The luxurious limousine whisked her to the King’s Road, where a stunning hair salon welcomed her as though she were the most important client they’d ever seen.
Which was saying something, given that there were two very famous actresses in the process of having their tresses seen to.
Amelia, who was naturally blonde, was given a few extra foils around the front, ‘for freshness’, the hair stylist had said with a wink, as well as a very skilful cut.
While the length was maintained, layers were cut to frame her face and give the hair more wave and bounce.
It was blow-dried to take advantage of that, so several voluminous curls formed.
While her hair was being done, a manicurist added colour to her fingers and toes.
By the time the manicurist and hairdresser were finished, and the shiny black cape removed, Amelia hardly recognised herself.
She reached into her brand-new handbag and removed one of the lipsticks she’d had thrust into her hands by the shopper, and swiped it across her lips.
The colour was, as the shopper had promised, the perfect complement to her complexion.
But the face of the woman in the reflection was so polished and expensive.

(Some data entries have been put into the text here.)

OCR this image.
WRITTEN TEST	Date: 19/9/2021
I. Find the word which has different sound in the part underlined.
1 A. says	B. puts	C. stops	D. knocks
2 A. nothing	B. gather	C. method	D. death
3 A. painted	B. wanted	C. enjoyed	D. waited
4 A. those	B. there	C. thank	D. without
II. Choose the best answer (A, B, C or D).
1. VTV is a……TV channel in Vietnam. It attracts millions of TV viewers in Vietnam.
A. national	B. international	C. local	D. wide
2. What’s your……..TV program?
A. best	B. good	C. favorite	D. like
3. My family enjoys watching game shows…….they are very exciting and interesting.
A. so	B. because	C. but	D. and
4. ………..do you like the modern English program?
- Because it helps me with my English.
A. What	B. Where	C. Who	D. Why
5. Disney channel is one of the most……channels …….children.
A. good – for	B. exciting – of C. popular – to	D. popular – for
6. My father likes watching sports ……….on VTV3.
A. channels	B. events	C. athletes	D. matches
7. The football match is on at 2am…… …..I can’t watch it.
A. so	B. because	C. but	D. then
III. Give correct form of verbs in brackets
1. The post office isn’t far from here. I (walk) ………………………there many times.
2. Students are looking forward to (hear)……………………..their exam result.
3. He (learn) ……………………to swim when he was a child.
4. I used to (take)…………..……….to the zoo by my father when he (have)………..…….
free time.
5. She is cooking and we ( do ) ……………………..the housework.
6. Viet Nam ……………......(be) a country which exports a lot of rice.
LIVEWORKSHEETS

She looked… Her heart sank on the realisation.
She looked like her mother.
Her eyes closed for a moment on a fluttering wave of feelings.
Nerves, anxiety and the sense that she wanted to run, as fast and as hard as she could, away from that.
Ever since her mother had abandoned them, Amelia had been turning her back on any shared similarities.
As a child, she’d been fluent, to an A grade in school level, in both Italian and English, but as soon as Aria had left, Amelia had ceased to speak the language at all, though her father had encouraged her to continue. I like the way it sounds, pet.
But to Amelia’s ears, it was her mother’s language, their shared communication method that had been special and unique, for them.